Ideally, since the time series was a single sinusoid, the spectrum should consist of a single non-zero value at the frequency of the sinusoid, (often referred to as a spectral line) and every other value in the spectrum should be zero.

However, because the computation of the spectrum involves the computation of average values resulting from the products of sinusoids, the ideal is not always achieved.  In order to achieve the ideal, it would be necessary to multiply and average over an infinite number of points.  Anything short of that will result in some measurement error, as exhibited by the bottom plot in Figure 11.

(The bottom plot in Figure 11 has a large peak in the center with every second point to the left and right of center having a zero value.  I will explain this structure in more detail later.)

Spectra of shorter sinusoids

Moving from the bottom to the top in Figure 11, each individual plot shows the result of shorter and shorter averaging windows.  As a result, the measurement error increases and the peak broadens for each successive plot going from the bottom to the top in Figure 11.  The plot at the top, with an averaging window of only 80 samples, exhibits the most measurement error and the broadest peak.
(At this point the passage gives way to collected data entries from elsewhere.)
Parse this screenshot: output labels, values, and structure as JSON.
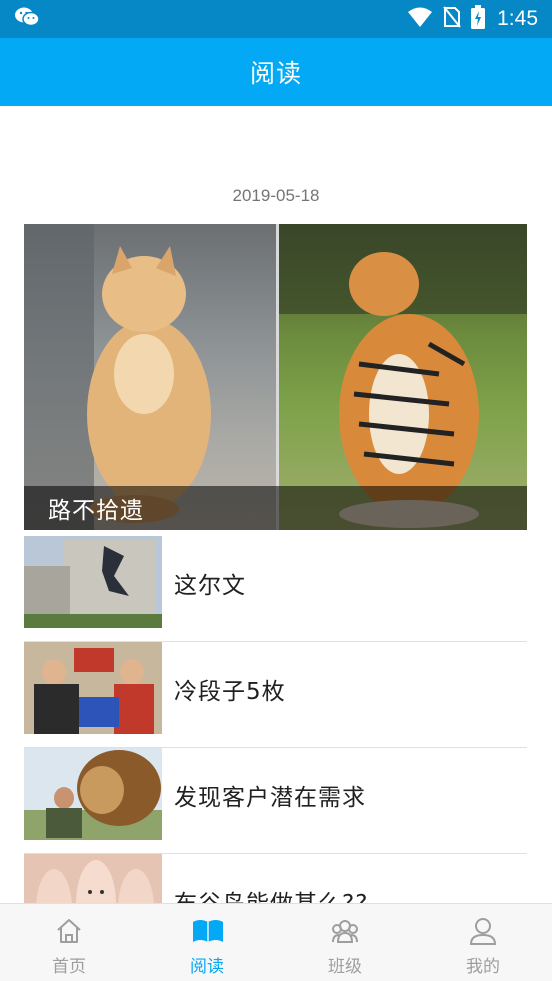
{
  "status_bar": {
    "time": "1:45",
    "icons": [
      "wechat-icon",
      "wifi-icon",
      "no-sim-icon",
      "battery-charging-icon"
    ]
  },
  "app_bar": {
    "title": "阅读"
  },
  "feed": {
    "date": "2019-05-18",
    "hero": {
      "caption": "路不拾遗"
    },
    "items": [
      {
        "title": "这尔文"
      },
      {
        "title": "冷段子5枚"
      },
      {
        "title": "发现客户潜在需求"
      },
      {
        "title": "布谷鸟能做甚么??"
      }
    ]
  },
  "tab_bar": {
    "active_index": 1,
    "active_color": "#03a9f4",
    "inactive_color": "#9e9e9e",
    "tabs": [
      {
        "label": "首页",
        "icon": "home-icon"
      },
      {
        "label": "阅读",
        "icon": "book-icon"
      },
      {
        "label": "班级",
        "icon": "group-icon"
      },
      {
        "label": "我的",
        "icon": "person-icon"
      }
    ]
  },
  "colors": {
    "status_bar": "#0588c5",
    "app_bar": "#03a9f4",
    "title_text": "#212121",
    "date_text": "#757575"
  }
}
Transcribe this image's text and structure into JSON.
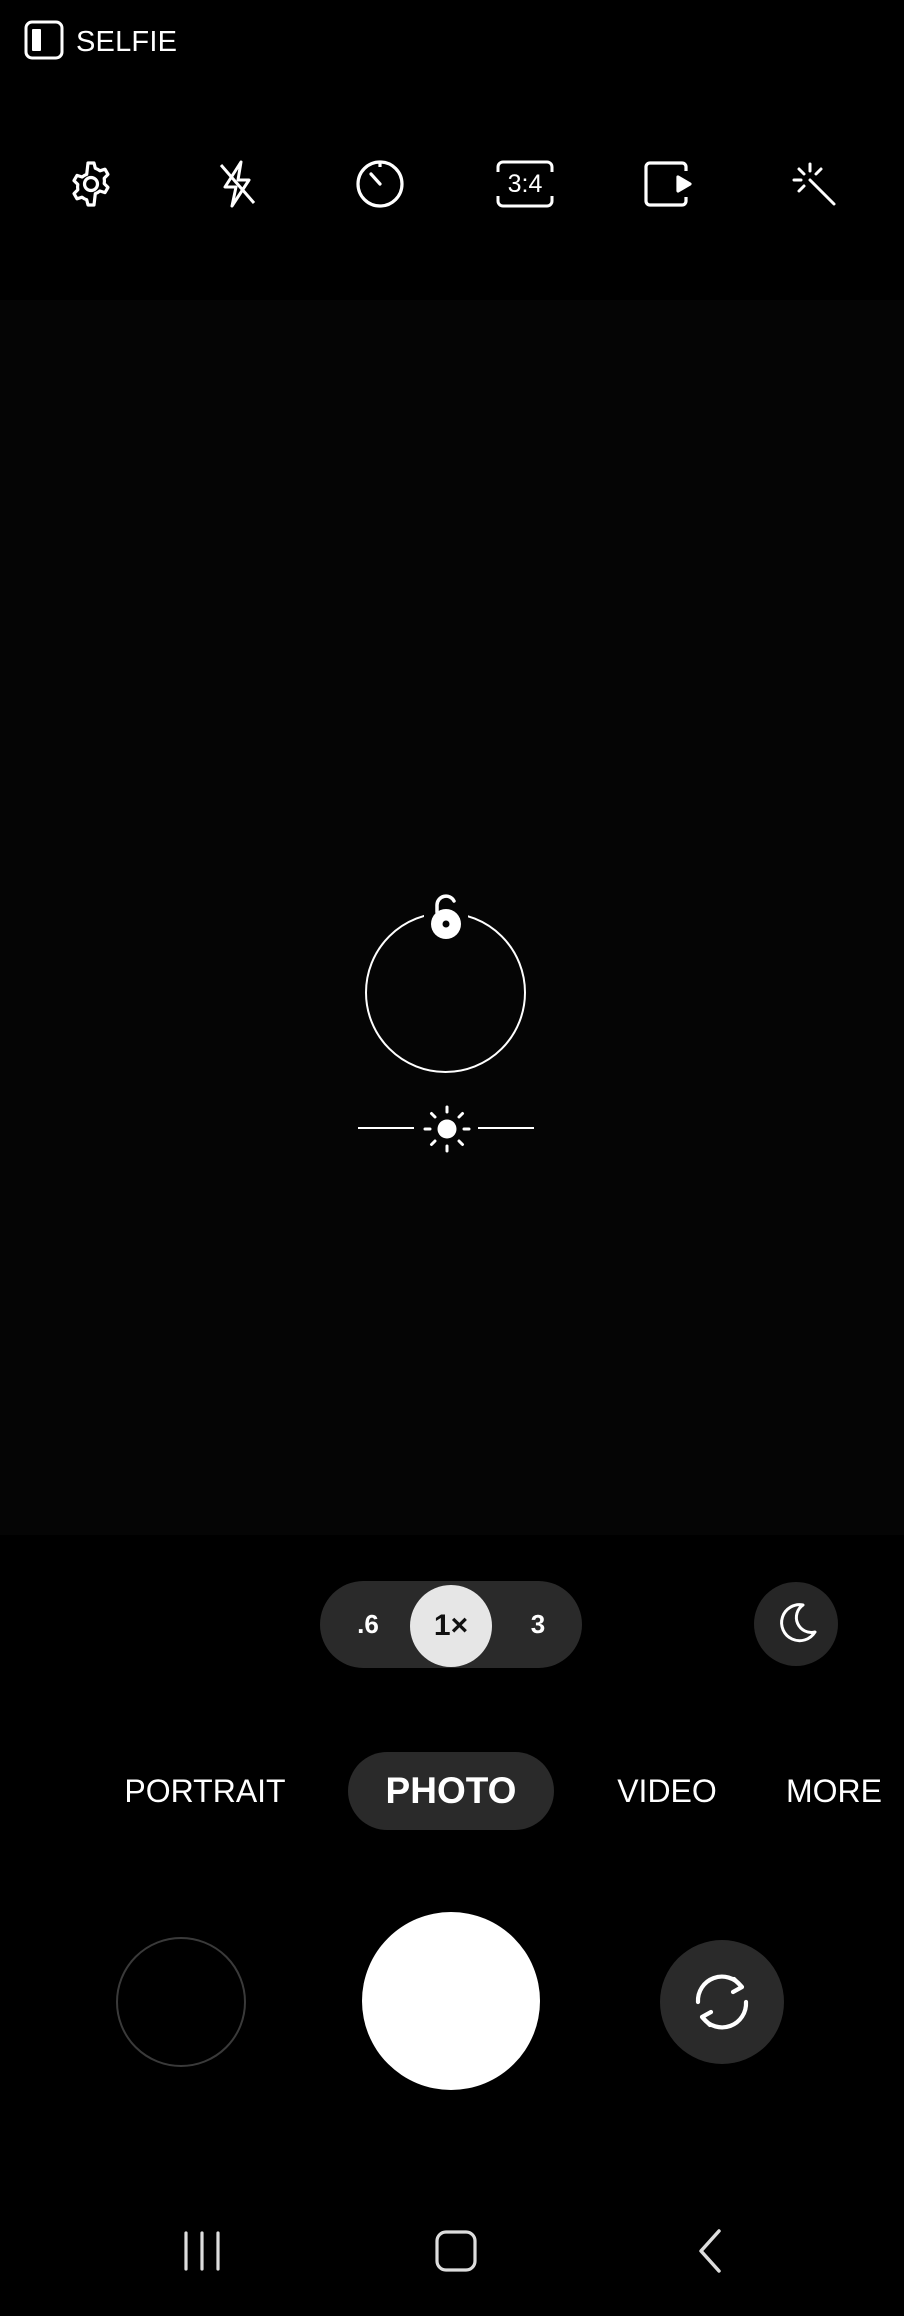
{
  "status": {
    "selfie_label": "SELFIE",
    "icon": "selfie-frame-icon"
  },
  "toolbar": {
    "settings_icon": "gear-icon",
    "flash_icon": "flash-off-icon",
    "timer_icon": "timer-icon",
    "ratio_label": "3:4",
    "motion_icon": "motion-photo-icon",
    "filters_icon": "magic-wand-icon"
  },
  "viewfinder": {
    "lock_icon": "unlock-icon",
    "brightness_icon": "sun-icon"
  },
  "zoom": {
    "options": [
      ".6",
      "1×",
      "3"
    ],
    "selected": "1×"
  },
  "night_icon": "moon-icon",
  "modes": [
    "PORTRAIT",
    "PHOTO",
    "VIDEO",
    "MORE"
  ],
  "active_mode": "PHOTO",
  "controls": {
    "switch_icon": "switch-camera-icon"
  },
  "navbar": {
    "recents_icon": "recents-icon",
    "home_icon": "home-icon",
    "back_icon": "back-icon"
  },
  "colors": {
    "background": "#000000",
    "accent_pill": "#2a2a2a",
    "shutter": "#ffffff"
  }
}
(It should be noted, however, that even the spectra for the shorter averaging windows have some zero-valued points.  Once you understand the reason for the zero-valued points, you can correlate the positions of those points to the length of the averaging windows in Figure 11.)
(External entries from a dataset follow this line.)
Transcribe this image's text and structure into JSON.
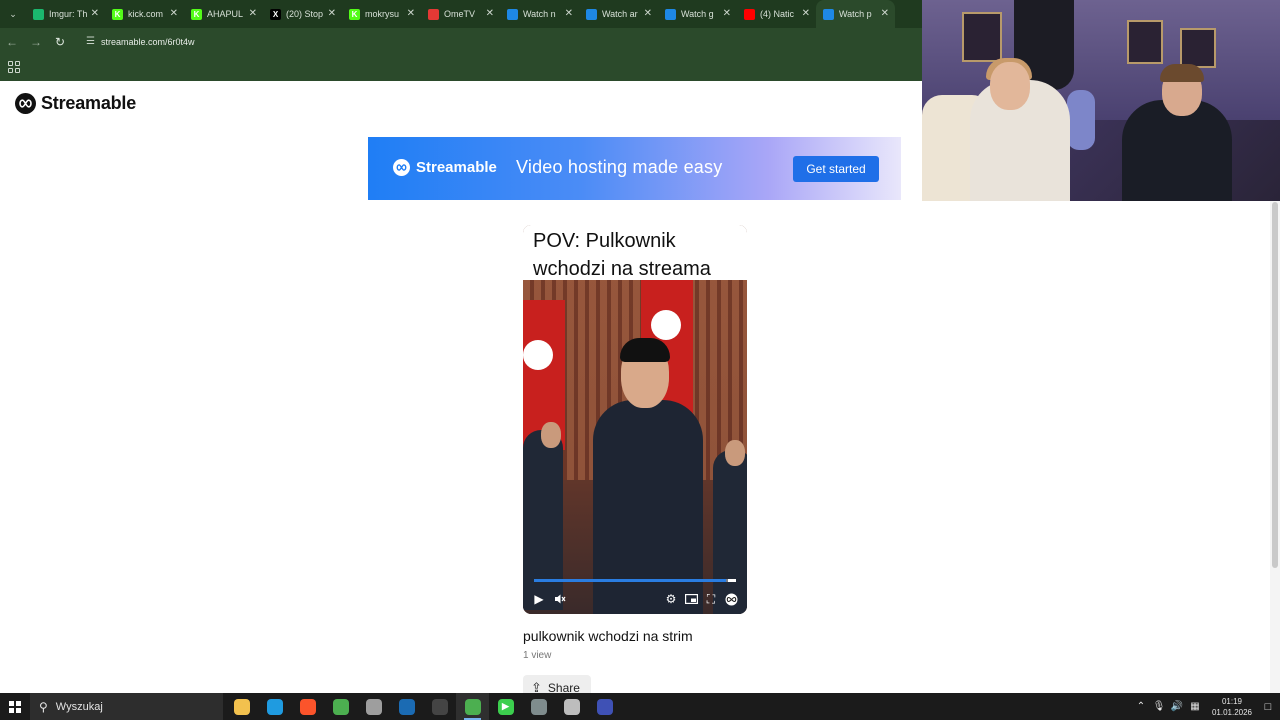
{
  "browser": {
    "tabs": [
      {
        "title": "Imgur: Th",
        "favicon_color": "#1bb76e",
        "glyph": "",
        "active": false
      },
      {
        "title": "kick.com",
        "favicon_color": "#53fc18",
        "glyph": "K",
        "active": false
      },
      {
        "title": "AHAPUL",
        "favicon_color": "#53fc18",
        "glyph": "K",
        "active": false
      },
      {
        "title": "(20) Stop",
        "favicon_color": "#000000",
        "glyph": "X",
        "active": false
      },
      {
        "title": "mokrysu",
        "favicon_color": "#53fc18",
        "glyph": "K",
        "active": false
      },
      {
        "title": "OmeTV",
        "favicon_color": "#e53935",
        "glyph": "",
        "active": false
      },
      {
        "title": "Watch n",
        "favicon_color": "#1e88e5",
        "glyph": "",
        "active": false
      },
      {
        "title": "Watch ar",
        "favicon_color": "#1e88e5",
        "glyph": "",
        "active": false
      },
      {
        "title": "Watch g",
        "favicon_color": "#1e88e5",
        "glyph": "",
        "active": false
      },
      {
        "title": "(4) Natic",
        "favicon_color": "#ff0000",
        "glyph": "",
        "active": false
      },
      {
        "title": "Watch p",
        "favicon_color": "#1e88e5",
        "glyph": "",
        "active": true
      }
    ],
    "url": "streamable.com/6r0t4w"
  },
  "page": {
    "brand": "Streamable",
    "banner": {
      "brand": "Streamable",
      "tagline": "Video hosting made easy",
      "cta": "Get started"
    },
    "video": {
      "caption": "POV: Pulkownik wchodzi na streama",
      "progress": 0.95,
      "title": "pulkownik wchodzi na strim",
      "views": "1 view",
      "share_label": "Share"
    }
  },
  "taskbar": {
    "search_placeholder": "Wyszukaj",
    "apps": [
      {
        "name": "file-explorer",
        "color": "#f2c14e",
        "glyph": "",
        "active": false
      },
      {
        "name": "edge",
        "color": "#1f9be0",
        "glyph": "",
        "active": false
      },
      {
        "name": "brave",
        "color": "#fb542b",
        "glyph": "",
        "active": false
      },
      {
        "name": "chrome",
        "color": "#4caf50",
        "glyph": "",
        "active": false
      },
      {
        "name": "app-grey",
        "color": "#9e9e9e",
        "glyph": "",
        "active": false
      },
      {
        "name": "steam",
        "color": "#1b6bb3",
        "glyph": "",
        "active": false
      },
      {
        "name": "app-circle",
        "color": "#444444",
        "glyph": "",
        "active": false
      },
      {
        "name": "app-green",
        "color": "#4caf50",
        "glyph": "",
        "active": true
      },
      {
        "name": "app-play",
        "color": "#3ccf4e",
        "glyph": "▶",
        "active": false
      },
      {
        "name": "app-character",
        "color": "#7f8c8d",
        "glyph": "",
        "active": false
      },
      {
        "name": "app-shield",
        "color": "#bdbdbd",
        "glyph": "",
        "active": false
      },
      {
        "name": "app-blue",
        "color": "#3f51b5",
        "glyph": "",
        "active": false
      }
    ],
    "time": "01:19",
    "date": "01.01.2026"
  }
}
Impact of spectral measurement errors

Now I'm going to show you the detrimental impact of such spectral measurement errors.  In particular, the failure of the average to converge on zero for short averaging windows limits the spectral resolution of the Fourier transform.

Five time series with two sinusoids each

I will create five new time series, each consisting of the sum of two sinusoids with fairly closely-spaced frequencies.  One sinusoid has 32 samples per cycle as in Figures 10 and 11.  The other sinusoid has 26 samples per cycle.

As before, the lengths of the individual time series will be 80, 160, 240, 320, and 400 samples respectively.

Spectral analysis using Fourier transform

I will perform a Fourier transform on each of the time series in an attempt to show that the spectrum of each time series consists of two peaks, with one peak corresponding to each of the sinusoids added together to create the time series.  The five spectra are shown in Figure 12.

Figure 12 Spectrum of five different time series of different lengths

Discuss the longest time series first

Once again, let's begin with the plot at the bottom of Figure 12.  As you can see, this spectrum shows two very distinct spectral peaks.  Thus, for this amount of frequency separation and a length of 400 samples, the Fourier transform did a good job of separating the two peaks.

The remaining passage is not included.